Babak Baru “Skandal Meikarta”, Toto Laporkan Edi ke Polisi

Published

on

Bartholomeus Toto melaporkan Edi Dwi Soesianto ke Polresstabes Bandung. (ist)

Jayakarta News – Mega skandal Meikarta, dipastikan akan terus bergulir. Salah-salah bisa menjadi bola salju yang siap menggulung siapa pun yang terlibat. Perkembangan terbaru, mantan Dirut Lippo Cikarang (LC), Bartholomeus Toto (“BT”) Selasa, 10 September 2019, melaporkan Edi Dwi Soesianto (“EDS”) ke Polrestabes Bandung. Dasar pelaporan adalah fitnah dan pencemaran nama baik yang diduga telah dilakukan oleh Edi Dwi Soesianto terhadap Bartholomeus Toto.

Langkah hukum yang dilakukan BT, bisa jadi merupakan kunci yang akan menguak skandal Meikarta lebih terbuka dan transparan. Hal itu dibenarkan pengacara BT, Supriyadi, SH, MH. Kepada pers Supriyadi mengatakan, “Betul kami telah melaporkan Edi Dwi Soesianto terkait keterangan fitnah dan pencemaran nama baik sesuai Pasal 310 UU KUHP, dimana Edi Dwi Soesianto dalam persidangan Tipikor Bandung atas terdakwa Billy Sindoro dkk. yang terbuka untuk umum tanggal 14 Januari 2019 sudah memfitnah klien kami,” ujarnya.

Supriyadi menambahkan, pihaknya telah menyerahkan bukti-bukti kuat kepada pihak penyidik kepolisian, bahwa pengakuan Edi Dwi Soesianto, yang menyatakan bahwa BT mengetahui, menyetujui dan memberikan uang sebesar Rp. 10.5 miliar kepada Neneng Hasanah Yasin (mantan Bupati Bekasi) adalah fitnah”.

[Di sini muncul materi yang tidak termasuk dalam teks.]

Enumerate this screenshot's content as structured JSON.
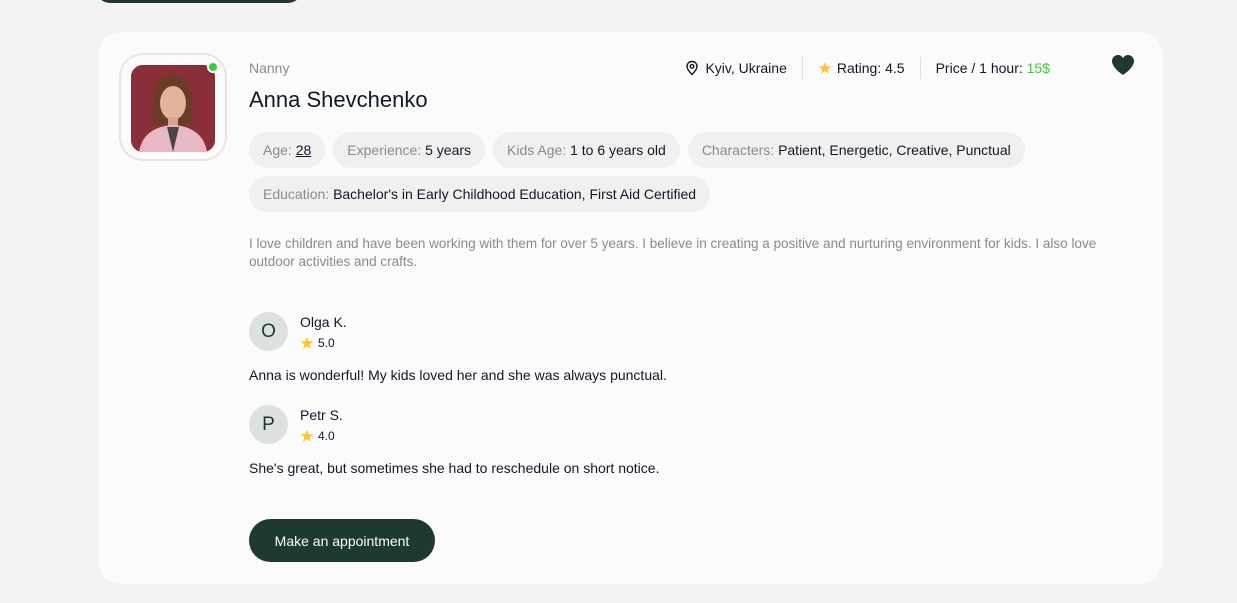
{
  "profile": {
    "role": "Nanny",
    "name": "Anna Shevchenko",
    "location": "Kyiv, Ukraine",
    "rating_label": "Rating: 4.5",
    "price_label": "Price / 1 hour: ",
    "price_value": "15$",
    "online": true,
    "favorite": true
  },
  "chips": {
    "age_label": "Age: ",
    "age_value": "28",
    "experience_label": "Experience: ",
    "experience_value": "5 years",
    "kids_age_label": "Kids Age: ",
    "kids_age_value": "1 to 6 years old",
    "characters_label": "Characters: ",
    "characters_value": "Patient, Energetic, Creative, Punctual",
    "education_label": "Education: ",
    "education_value": "Bachelor's in Early Childhood Education, First Aid Certified"
  },
  "about": "I love children and have been working with them for over 5 years. I believe in creating a positive and nurturing environment for kids. I also love outdoor activities and crafts.",
  "reviews": [
    {
      "initial": "O",
      "name": "Olga K.",
      "rating": "5.0",
      "text": "Anna is wonderful! My kids loved her and she was always punctual."
    },
    {
      "initial": "P",
      "name": "Petr S.",
      "rating": "4.0",
      "text": "She's great, but sometimes she had to reschedule on short notice."
    }
  ],
  "actions": {
    "appointment_label": "Make an appointment"
  },
  "colors": {
    "brand_dark": "#1e3a2f",
    "accent_green": "#38cd3e",
    "star": "#ffc531"
  },
  "icons": {
    "location": "map-pin-icon",
    "rating": "star-icon",
    "favorite": "heart-icon"
  }
}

“Klien kami sangat dirugikan dan terpukul dirinya dijadikan tersangka KPK, nama baiknya telah dicemarkan di publik, dan klien kami akan terus berjuang untuk mencari kebenaran dan memperoleh keadilan,” tambah Supriyadi.

Supriyadi menambahkan, “Sebetulnya mantan sekretaris direksi PT Lippo Cikarang Tbk, Melda Peni Lestari, juga sudah membantah bahwa dia pernah menerima uang tunai sebesar Rp. 10.5 miliar dari klien kami, dan dia juga membantah telah menyerahkan uang sebesar Rp. 10.5 miliar kepada Edi Dwi Soesianto”. “Saya tidak mengerti mengapa selama ini tidak ada pihak yang mau meneliti lebih jauh terhadap kejanggalan tuduhan kepada klien kami. Mengapa tidak dilakukan audit forensik keuangan terhadap PT Lippo Cikarang Tbk. Sebuah upaya pembuktian yang sesungguhnya sangat mudah sederhana dan mudah,” papar Supriyadi.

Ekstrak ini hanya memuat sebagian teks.